L’unité travaillera aux mêmes locaux, le bureau situé au 800 rue Bay, et aura le même numéro de téléphone, a par ailleurs confirmé Linda Williamson, directrice des communications du Bureau de l’Ombudsman, dans un courriel envoyé à Radio-Canada.

Le système de plainte sera le même, disponible sur notre site web à partir du 1er mai, a ajouté Mme Williamson.

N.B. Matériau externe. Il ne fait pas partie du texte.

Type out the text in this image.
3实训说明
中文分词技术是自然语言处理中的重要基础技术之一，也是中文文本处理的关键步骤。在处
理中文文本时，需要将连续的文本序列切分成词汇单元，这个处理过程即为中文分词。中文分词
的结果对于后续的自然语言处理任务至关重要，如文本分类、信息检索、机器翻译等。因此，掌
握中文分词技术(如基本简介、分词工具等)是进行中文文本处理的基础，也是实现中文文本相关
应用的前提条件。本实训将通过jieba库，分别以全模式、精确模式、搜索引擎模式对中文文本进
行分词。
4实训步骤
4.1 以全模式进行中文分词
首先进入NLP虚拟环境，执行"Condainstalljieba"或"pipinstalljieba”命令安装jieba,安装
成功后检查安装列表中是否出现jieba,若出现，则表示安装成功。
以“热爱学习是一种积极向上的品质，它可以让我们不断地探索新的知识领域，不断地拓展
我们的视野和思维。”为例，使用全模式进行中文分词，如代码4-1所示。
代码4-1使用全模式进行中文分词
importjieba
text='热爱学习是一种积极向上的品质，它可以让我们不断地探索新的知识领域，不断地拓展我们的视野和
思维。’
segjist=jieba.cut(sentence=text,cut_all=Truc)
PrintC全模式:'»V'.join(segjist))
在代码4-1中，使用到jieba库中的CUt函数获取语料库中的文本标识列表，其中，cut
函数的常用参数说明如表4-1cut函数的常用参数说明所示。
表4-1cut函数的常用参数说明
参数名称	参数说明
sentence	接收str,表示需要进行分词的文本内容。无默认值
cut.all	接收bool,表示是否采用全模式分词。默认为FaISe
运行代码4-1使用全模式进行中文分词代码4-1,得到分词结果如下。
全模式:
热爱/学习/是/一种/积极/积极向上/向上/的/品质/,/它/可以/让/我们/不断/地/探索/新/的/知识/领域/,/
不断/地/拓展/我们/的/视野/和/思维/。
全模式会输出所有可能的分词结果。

Elle n’a cependant pas été en mesure de confirmer à partir de quelle heure celui-ci serait en vigueur.

Beaucoup de questions subsistent toutefois sur une partie du mandat du Commissariat, notamment la publication, ou non, de futurs rapports, le caractère proactif de cette nouvelle unité et son rôle auprès de la classe politique.

Appeler les gens à déposer des plaintes

L’Assemblée de la francophonie de l’Ontario a, quant à elle, tenu à souligner cette dernière journée de l’actuel Commissariat par le lancement d’une campagne de sensibilisation qui se fera lors d’une conférence de presse à Queen’s Park, ce mardi à 13 h.

À l’ère « post-Commissariat aux services en français », l’AFO renseignera les Franco-Ontariennes et Franco-Ontariens sur les démarches à suivre pour faire respecter leurs droits linguistiques, précisait le communiqué de l’organisme.

On veut profiter de l’occasion pour faire une campagne pour amener les gens à demander des services en français là où on est en droit de recevoir des services en français, a expliqué le président de l’AFO, Carol Jolin, en entrevue à Radio-Canada.

Il souhaite également que, si on ne dessert pas les gens de la bonne façon, qu’on le fait mal ou qu’on ne le fait pas du tout, les gens fassent une démarche pour déposer une plainte à l’ombudsman de l’Ontario pour améliorer la situation des services en français.

Le Club canadien de Toronto prévoit d’organiser le 20 juin un événement consacré à François Boileau dans la Ville Reine, au campus Glendon de l’Université York.

M. Jolin a ajouté qu’un hommage serait rendu à François Boileau. On voulait faire quelque chose d’un peu plus gros, mais on va se reprendre au mois de juin au dîner du Club canadien et, à ce moment-là, c’est possible qu’on en profite pour le ''rôtir'' un petit peu, a poursuivi M. Jolin.